I was raised in a family of 5 children on a small farm.  Most Saturday mornings my dad would go to the local grain elevator.  Even as an adult I’m not sure what he did there.  Possibly he checked the prices on commodities, discussed farmer topics with other farmers; I do know he often bought supplies for our farm, and he purchased random grocery items my mother requested from town.  As children we occasionally went along but usually our Saturday mornings were spent cleaning the house in anticipation of Sunday.  On Sunday we went to church, Sunday school and had a huge lunchtime meal, we called “dinner.” 
Sunday breakfast often included the raisin bread my dad would have bought at the local store.  He loved the cinnamon and raisin loaf, he would man the toaster as the kids one by one would emerge from the bedrooms dressed in our finest and ready for church.  I now realize that he provided a breakfast that was quick, rather tidy to eat and did not require cooking or clean up on a busy morning.
In the cloud of grief that surrounded my sister’s death I found myself buying raisin bread, a treat I’d largely ignored in my own household.  In the seventeen years since her passing I’ve occasionally purchased the treat but not as frequently as I did during those sad days. 
The last in Friday in August, I scheduled my mammogram.  Yes, on my last day of vacation, before a busy holiday weekend I had an 8:00 appointment for my screening.  Since my sister’s passing at age 40 from breast cancer, my yearly exam is never postponed or ignored.  My planning time is different this year, so is my lunch break.  All week I’ve tried to respond to Tuesday’s call from the test result desk. 

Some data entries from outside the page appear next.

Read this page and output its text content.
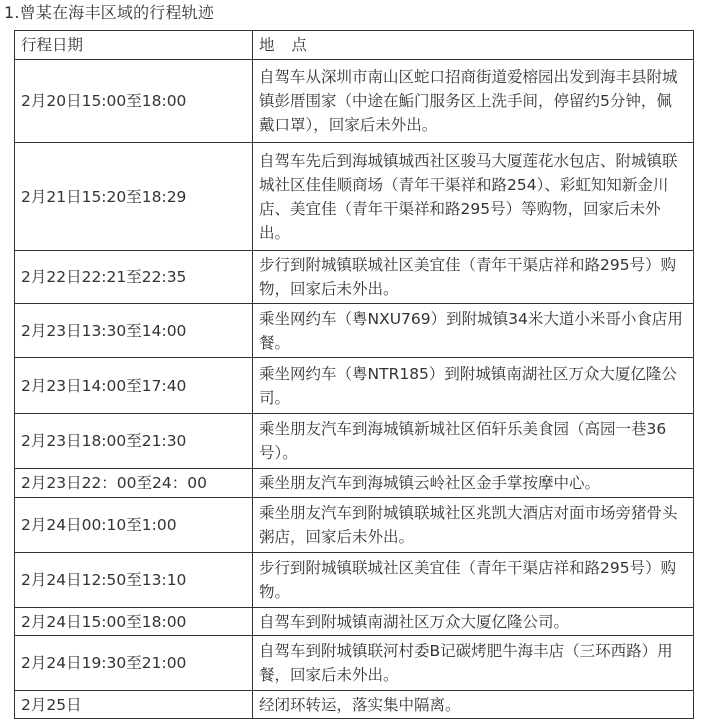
1.曾某在海丰区域的行程轨迹
行程日期	地 点
2月20日15:00至18:00	自驾车从深圳市南山区蛇口招商街道爱榕园出发到海丰县附城镇彭厝围家（中途在鮜门服务区上洗手间，停留约5分钟，佩戴口罩），回家后未外出。
2月21日15:20至18:29	自驾车先后到海城镇城西社区骏马大厦莲花水包店、附城镇联城社区佳佳顺商场（青年干渠祥和路254）、彩虹知知新金川店、美宜佳（青年干渠祥和路295号）等购物，回家后未外出。
2月22日22:21至22:35	步行到附城镇联城社区美宜佳（青年干渠店祥和路295号）购物，回家后未外出。
2月23日13:30至14:00	乘坐网约车（粤NXU769）到附城镇34米大道小米哥小食店用餐。
2月23日14:00至17:40	乘坐网约车（粤NTR185）到附城镇南湖社区万众大厦亿隆公司。
2月23日18:00至21:30	乘坐朋友汽车到海城镇新城社区佰轩乐美食园（高园一巷36号）。
2月23日22：00至24：00	乘坐朋友汽车到海城镇云岭社区金手掌按摩中心。
2月24日00:10至1:00	乘坐朋友汽车到附城镇联城社区兆凯大酒店对面市场旁猪骨头粥店，回家后未外出。
2月24日12:50至13:10	步行到附城镇联城社区美宜佳（青年干渠店祥和路295号）购物。
2月24日15:00至18:00	自驾车到附城镇南湖社区万众大厦亿隆公司。
2月24日19:30至21:00	自驾车到附城镇联河村委B记碳烤肥牛海丰店（三环西路）用餐，回家后未外出。
2月25日	经闭环转运，落实集中隔离。
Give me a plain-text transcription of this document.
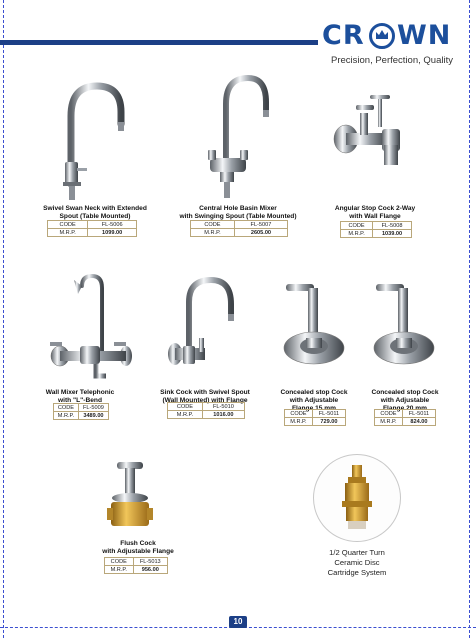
CR WN
Precision, Perfection, Quality
Swivel Swan Neck with Extended
Spout (Table Mounted)
CODE	FL-5006
M.R.P.	1099.00
Central Hole Basin Mixer
with Swinging Spout (Table Mounted)
CODE	FL-5007
M.R.P.	2605.00
Angular Stop Cock 2-Way
with Wall Flange
CODE	FL-5008
M.R.P.	1039.00
Wall Mixer Telephonic
with "L"-Bend
CODE	FL-5009
M.R.P.	3489.00
Sink Cock with Swivel Spout
(Wall Mounted) with Flange
CODE	FL-5010
M.R.P.	1016.00
Concealed stop Cock
with Adjustable
Flange 15 mm
CODE	FL-5011
M.R.P.	729.00
Concealed stop Cock
with Adjustable
Flange 20 mm
CODE	FL-5011
M.R.P.	824.00
Flush Cock
with Adjustable Flange
CODE	FL-5013
M.R.P.	956.00
1/2 Quarter Turn
Ceramic Disc
Cartridge System
10
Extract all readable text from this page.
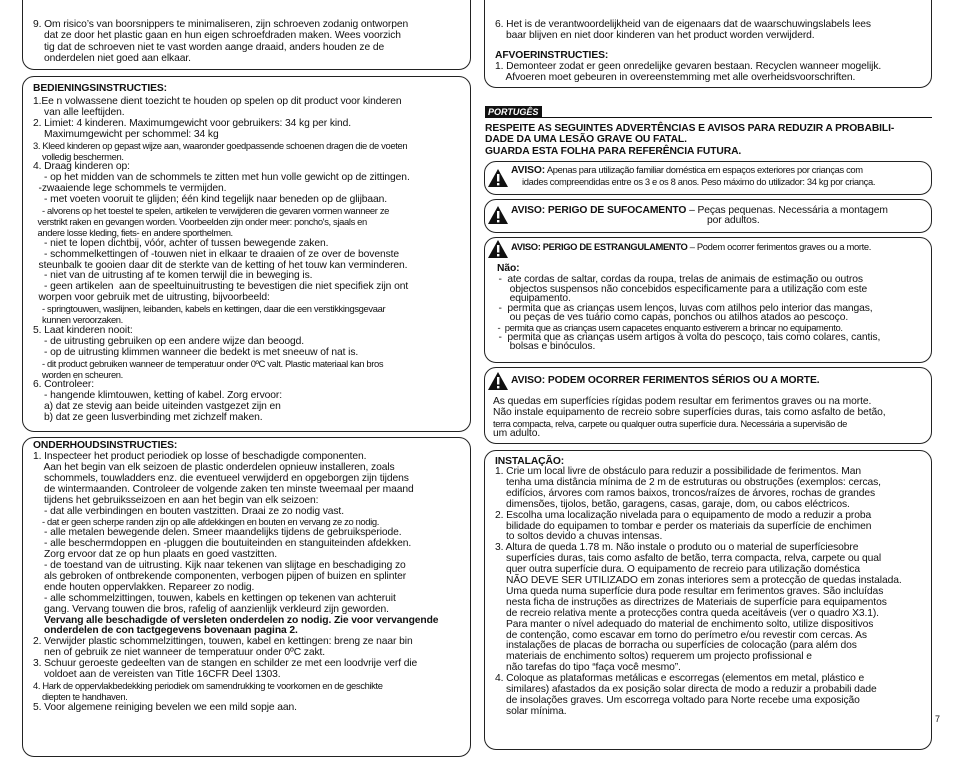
9. Om risico’s van boorsnippers te minimaliseren, zijn schroeven zodanig ontworpen
dat ze door het plastic gaan en hun eigen schroefdraden maken. Wees voorzich
tig dat de schroeven niet te vast worden aange draaid, anders houden ze de
onderdelen niet goed aan elkaar.
BEDIENINGSINSTRUCTIES:
1.Ee n volwassene dient toezicht te houden op spelen op dit product voor kinderen
van alle leeftijden.
2. Limiet: 4 kinderen. Maximumgewicht voor gebruikers: 34 kg per kind.
Maximumgewicht per schommel: 34 kg
3. Kleed kinderen op gepast wijze aan, waaronder goedpassende schoenen dragen die de voeten
volledig beschermen.
4. Draag kinderen op:
- op het midden van de schommels te zitten met hun volle gewicht op de zittingen.
-zwaaiende lege schommels te vermijden.
- met voeten vooruit te glijden; één kind tegelijk naar beneden op de glijbaan.
- alvorens op het toestel te spelen, artikelen te verwijderen die gevaren vormen wanneer ze
verstrikt raken en gevangen worden. Voorbeelden zijn onder meer: poncho's, sjaals en
andere losse kleding, fiets- en andere sporthelmen.
- niet te lopen dichtbij, vóór, achter of tussen bewegende zaken.
- schommelkettingen of -touwen niet in elkaar te draaien of ze over de bovenste
steunbalk te gooien daar dit de sterkte van de ketting of het touw kan verminderen.
- niet van de uitrusting af te komen terwijl die in beweging is.
- geen artikelen  aan de speeltuinuitrusting te bevestigen die niet specifiek zijn ont
worpen voor gebruik met de uitrusting, bijvoorbeeld:
- springtouwen, waslijnen, leibanden, kabels en kettingen, daar die een verstikkingsgevaar
kunnen veroorzaken.
5. Laat kinderen nooit:
- de uitrusting gebruiken op een andere wijze dan beoogd.
- op de uitrusting klimmen wanneer die bedekt is met sneeuw of nat is.
- dit product gebruiken wanneer de temperatuur onder 0ºC valt. Plastic materiaal kan bros
worden en scheuren.
6. Controleer:
- hangende klimtouwen, ketting of kabel. Zorg ervoor:
a) dat ze stevig aan beide uiteinden vastgezet zijn en
b) dat ze geen lusverbinding met zichzelf maken.
ONDERHOUDSINSTRUCTIES:
1. Inspecteer het product periodiek op losse of beschadigde componenten.
Aan het begin van elk seizoen de plastic onderdelen opnieuw installeren, zoals
schommels, touwladders enz. die eventueel verwijderd en opgeborgen zijn tijdens
de wintermaanden. Controleer de volgende zaken ten minste tweemaal per maand
tijdens het gebruiksseizoen en aan het begin van elk seizoen:
- dat alle verbindingen en bouten vastzitten. Draai ze zo nodig vast.
- dat er geen scherpe randen zijn op alle afdekkingen en bouten en vervang ze zo nodig.
- alle metalen bewegende delen. Smeer maandelijks tijdens de gebruiksperiode.
- alle beschermdoppen en -pluggen die boutuiteinden en stanguiteinden afdekken.
Zorg ervoor dat ze op hun plaats en goed vastzitten.
- de toestand van de uitrusting. Kijk naar tekenen van slijtage en beschadiging zo
als gebroken of ontbrekende componenten, verbogen pijpen of buizen en splinter
ende houten oppervlakken. Repareer zo nodig.
- alle schommelzittingen, touwen, kabels en kettingen op tekenen van achteruit
gang. Vervang touwen die bros, rafelig of aanzienlijk verkleurd zijn geworden.
Vervang alle beschadigde of versleten onderdelen zo nodig. Zie voor vervangende
onderdelen de con tactgegevens bovenaan pagina 2.
2. Verwijder plastic schommelzittingen, touwen, kabel en kettingen: breng ze naar bin
nen of gebruik ze niet wanneer de temperatuur onder 0ºC zakt.
3. Schuur geroeste gedeelten van de stangen en schilder ze met een loodvrije verf die
voldoet aan de vereisten van Title 16CFR Deel 1303.
4. Hark de oppervlakbedekking periodiek om samendrukking te voorkomen en de geschikte
diepten te handhaven.
5. Voor algemene reiniging bevelen we een mild sopje aan.
6. Het is de verantwoordelijkheid van de eigenaars dat de waarschuwingslabels lees
baar blijven en niet door kinderen van het product worden verwijderd.
AFVOERINSTRUCTIES:
1. Demonteer zodat er geen onredelijke gevaren bestaan. Recyclen wanneer mogelijk.
Afvoeren moet gebeuren in overeenstemming met alle overheidsvoorschriften.
PORTUGÊS
RESPEITE AS SEGUINTES ADVERTÊNCIAS E AVISOS PARA REDUZIR A PROBABILI-
DADE DA UMA LESÃO GRAVE OU FATAL.
GUARDA ESTA FOLHA PARA REFERÊNCIA FUTURA.
AVISO: Apenas para utilização familiar doméstica em espaços exteriores por crianças com
idades compreendidas entre os 3 e os 8 anos. Peso máximo do utilizador: 34 kg por criança.
AVISO: PERIGO DE SUFOCAMENTO – Peças pequenas. Necessária a montagem
por adultos.
AVISO: PERIGO DE ESTRANGULAMENTO – Podem ocorrer ferimentos graves ou a morte.
Não:
-  ate cordas de saltar, cordas da roupa, trelas de animais de estimação ou outros
objectos suspensos não concebidos especificamente para a utilização com este
equipamento.
-  permita que as crianças usem lenços, luvas com atilhos pelo interior das mangas,
ou peças de ves tuário como capas, ponchos ou atilhos atados ao pescoço.
-  permita que as crianças usem capacetes enquanto estiverem a brincar no equipamento.
-  permita que as crianças usem artigos à volta do pescoço, tais como colares, cantis,
bolsas e binóculos.
AVISO: PODEM OCORRER FERIMENTOS SÉRIOS OU A MORTE.
As quedas em superfícies rígidas podem resultar em ferimentos graves ou na morte.
Não instale equipamento de recreio sobre superfícies duras, tais como asfalto de betão,
terra compacta, relva, carpete ou qualquer outra superfície dura. Necessária a supervisão de
um adulto.
INSTALAÇÃO:
1. Crie um local livre de obstáculo para reduzir a possibilidade de ferimentos. Man
tenha uma distância mínima de 2 m de estruturas ou obstruções (exemplos: cercas,
edifícios, árvores com ramos baixos, troncos/raízes de árvores, rochas de grandes
dimensões, tijolos, betão, garagens, casas, garaje, dom, ou cabos eléctricos.
2. Escolha uma localização nivelada para o equipamento de modo a reduzir a proba
bilidade do equipamen to tombar e perder os materiais da superfície de enchimen
to soltos devido a chuvas intensas.
3. Altura de queda 1.78 m. Não instale o produto ou o material de superfíciesobre
superfícies duras, tais como asfalto de betão, terra compacta, relva, carpete ou qual
quer outra superfície dura. O equipamento de recreio para utilização doméstica
NÃO DEVE SER UTILIZADO em zonas interiores sem a protecção de quedas instalada.
Uma queda numa superfície dura pode resultar em ferimentos graves. São incluídas
nesta ficha de instruções as directrizes de Materiais de superfície para equipamentos
de recreio relativa mente a protecções contra queda aceitáveis (ver o quadro X3.1).
Para manter o nível adequado do material de enchimento solto, utilize dispositivos
de contenção, como escavar em torno do perímetro e/ou revestir com cercas. As
instalações de placas de borracha ou superfícies de colocação (para além dos
materiais de enchimento soltos) requerem um projecto profissional e
não tarefas do tipo “faça você mesmo”.
4. Coloque as plataformas metálicas e escorregas (elementos em metal, plástico e
similares) afastados da ex posição solar directa de modo a reduzir a probabili dade
de insolações graves. Um escorrega voltado para Norte recebe uma exposição
solar mínima.
7
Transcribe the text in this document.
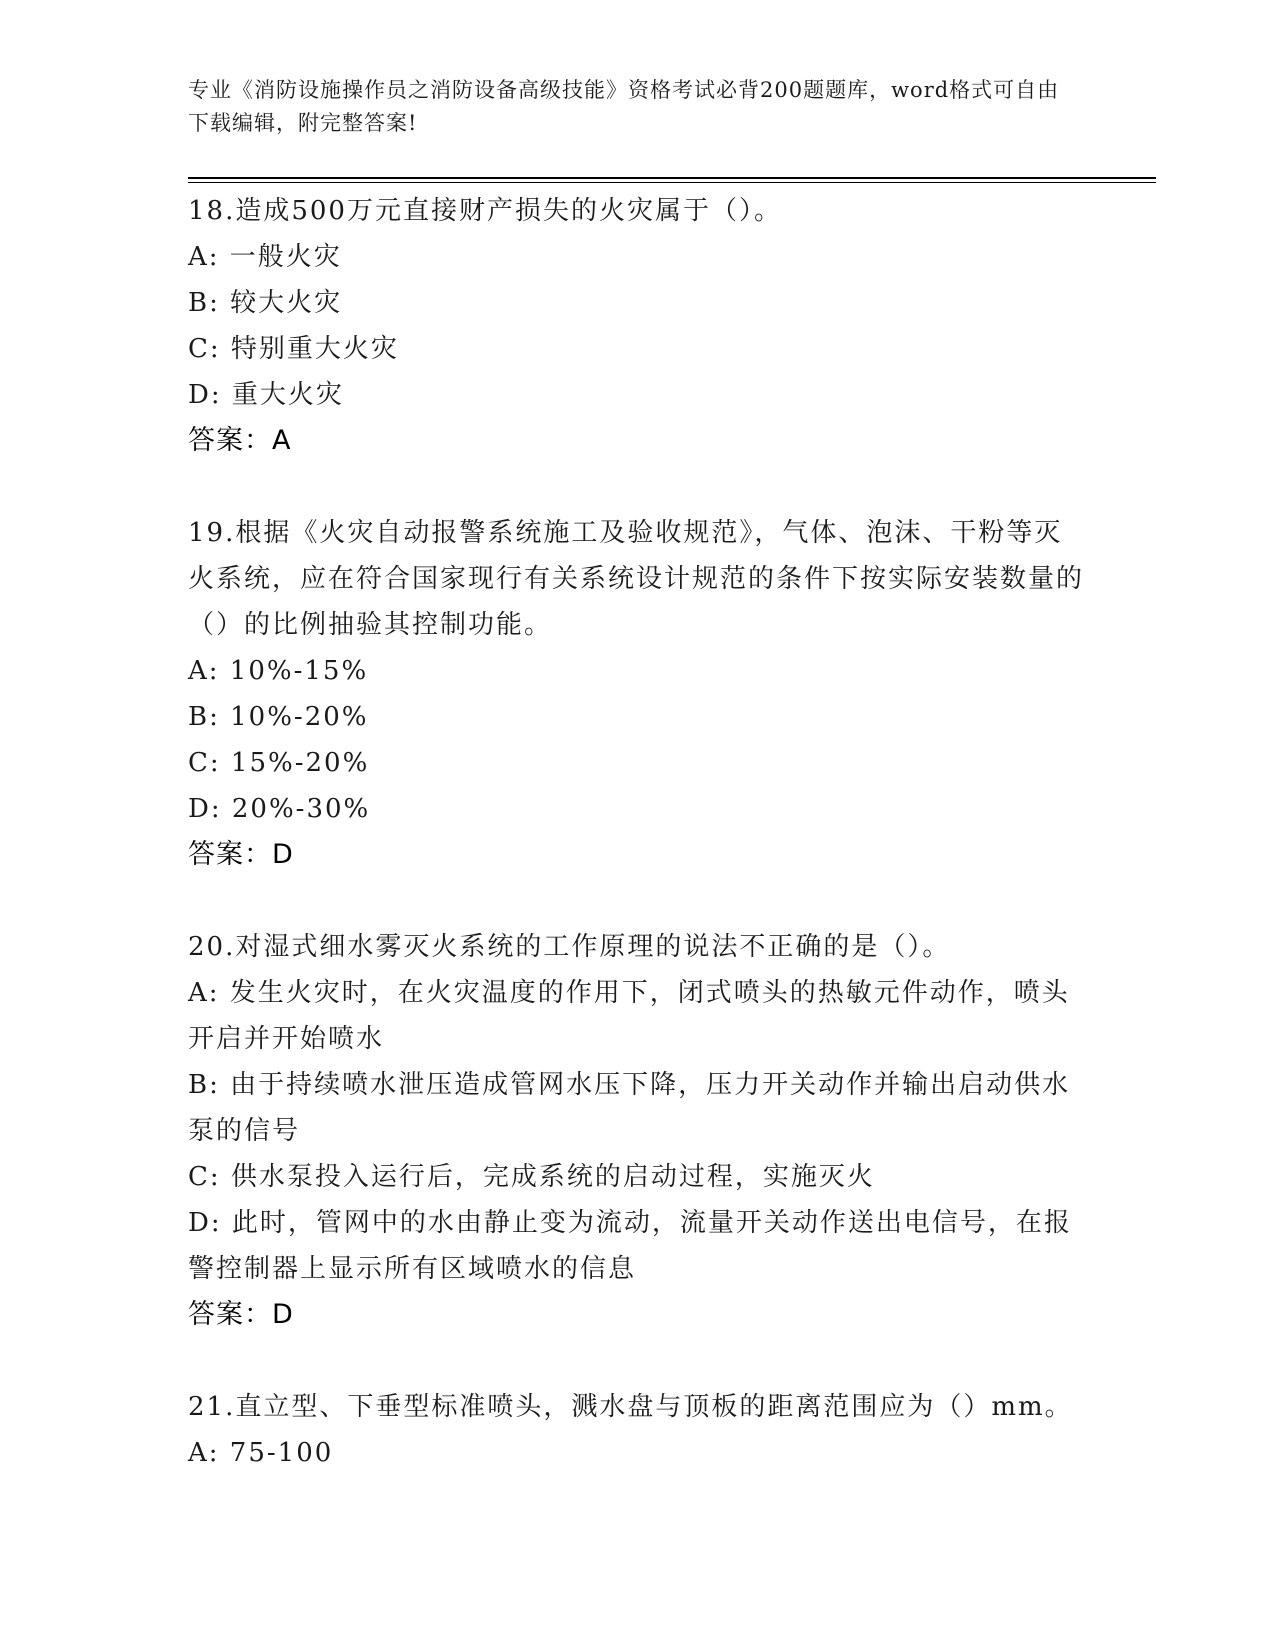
专业《消防设施操作员之消防设备高级技能》资格考试必背200题题库，word格式可自由下载编辑，附完整答案!

18.造成500万元直接财产损失的火灾属于（）。

A: 一般火灾

B: 较大火灾

C: 特别重大火灾

D: 重大火灾

答案：A

19.根据《火灾自动报警系统施工及验收规范》，气体、泡沫、干粉等灭火系统，应在符合国家现行有关系统设计规范的条件下按实际安装数量的（）的比例抽验其控制功能。

A: 10%-15%

B: 10%-20%

C: 15%-20%

D: 20%-30%

答案：D

20.对湿式细水雾灭火系统的工作原理的说法不正确的是（）。

A: 发生火灾时，在火灾温度的作用下，闭式喷头的热敏元件动作，喷头开启并开始喷水

B: 由于持续喷水泄压造成管网水压下降，压力开关动作并输出启动供水泵的信号

C: 供水泵投入运行后，完成系统的启动过程，实施灭火

D: 此时，管网中的水由静止变为流动，流量开关动作送出电信号，在报警控制器上显示所有区域喷水的信息

答案：D

21.直立型、下垂型标准喷头，溅水盘与顶板的距离范围应为（）mm。

A: 75-100
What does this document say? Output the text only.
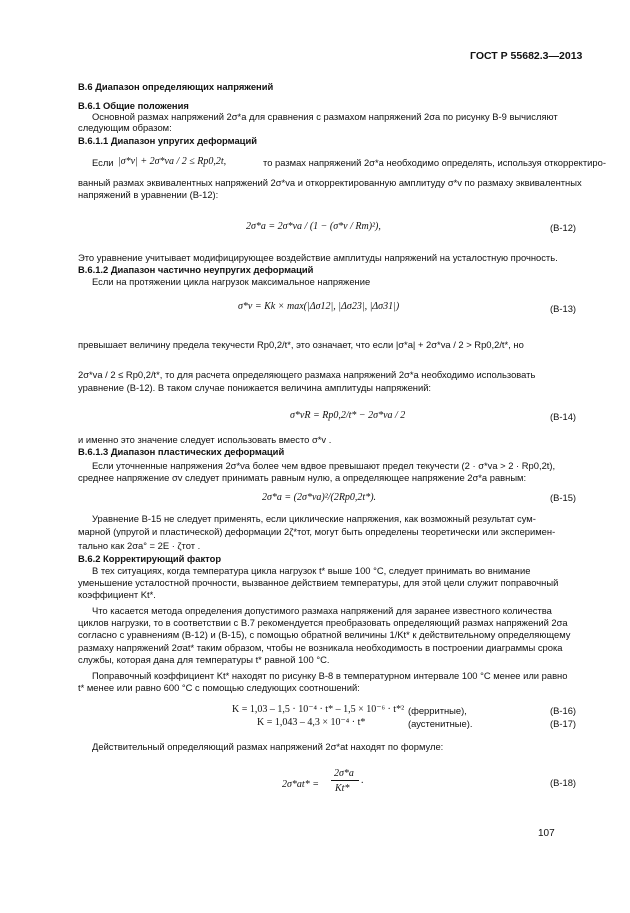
ГОСТ Р 55682.3—2013
В.6 Диапазон определяющих напряжений
В.6.1 Общие положения
Основной размах напряжений 2σ*а для сравнения с размахом напряжений 2σа по рисунку В-9 вычисляют
следующим образом:
В.6.1.1 Диапазон упругих деформаций
Если |σ*v| + 2σ*va / 2 ≤ Rp0,2t,	то размах напряжений 2σ*а необходимо определять, используя откорректиро-
ванный размах эквивалентных напряжений 2σ*va и откорректированную амплитуду σ*v по размаху эквивалентных
напряжений в уравнении (В-12):
2σ*a = 2σ*va / (1 − (σ*v / Rm)²),	(В-12)
Это уравнение учитывает модифицирующее воздействие амплитуды напряжений на усталостную прочность.
В.6.1.2 Диапазон частично неупругих деформаций
Если на протяжении цикла нагрузок максимальное напряжение
σ*v = Kk × max(|Δσ12|, |Δσ23|, |Δσ31|)	(В-13)
превышает величину предела текучести Rp0,2/t*, это означает, что если |σ*a| + 2σ*va / 2 > Rp0,2/t*, но
2σ*va / 2 ≤ Rp0,2/t*, то для расчета определяющего размаха напряжений 2σ*а необходимо использовать
уравнение (В-12). В таком случае понижается величина амплитуды напряжений:
σ*vR = Rp0,2/t* − 2σ*va / 2	(В-14)
и именно это значение следует использовать вместо σ*v .
В.6.1.3 Диапазон пластических деформаций
Если уточненные напряжения 2σ*va более чем вдвое превышают предел текучести (2 · σ*va > 2 · Rp0,2t),
среднее напряжение σv следует принимать равным нулю, а определяющее напряжение 2σ*а равным:
2σ*a = (2σ*va)²/(2Rp0,2t*).	(В-15)
Уравнение В-15 не следует применять, если циклические напряжения, как возможный результат сум-
марной (упругой и пластической) деформации 2ζ*тот, могут быть определены теоретически или эксперимен-
тально как 2σa° = 2E · ζтот .
В.6.2 Корректирующий фактор
В тех ситуациях, когда температура цикла нагрузок t* выше 100 °С, следует принимать во внимание
уменьшение усталостной прочности, вызванное действием температуры, для этой цели служит поправочный
коэффициент Kt*.
Что касается метода определения допустимого размаха напряжений для заранее известного количества
циклов нагрузки, то в соответствии с В.7 рекомендуется преобразовать определяющий размах напряжений 2σa
согласно с уравнениям (В-12) и (В-15), с помощью обратной величины 1/Kt* к действительному определяющему
размаху напряжений 2σat* таким образом, чтобы не возникала необходимость в построении диаграммы срока
службы, которая дана для температуры t* равной 100 °С.
Поправочный коэффициент Kt* находят по рисунку В-8 в температурном интервале 100 °С менее или равно
t* менее или равно 600 °С с помощью следующих соотношений:
K = 1,03 – 1,5 · 10⁻⁴ · t* – 1,5 × 10⁻⁶ · t*² (ферритные),	(В-16)
K = 1,043 – 4,3 × 10⁻⁴ · t*	(аустенитные).	(В-17)
Действительный определяющий размах напряжений 2σ*at находят по формуле:
2σ*at* =
2σ*a
Kt*
.	(В-18)
107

The times I’m free to call they are “away from their desk, or on a call with another patient.”  I’ve had meetings after school, and they were gone for the day before I was home.  I was becoming increasingly impatient.  On Thursday I returned home late from my third day of school to find a letter from the hospital, asking me to schedule an ultrasound mammogram.  My new exam is scheduled for today, I’m trying to remember I’ve been through this before and it wasn’t cancer.  I’ve even had a biopsy, that wasn’t cancer either.  My head knows that, my stomach doesn’t

Since Friday night I’ve consumed a whole loaf of raisin bread.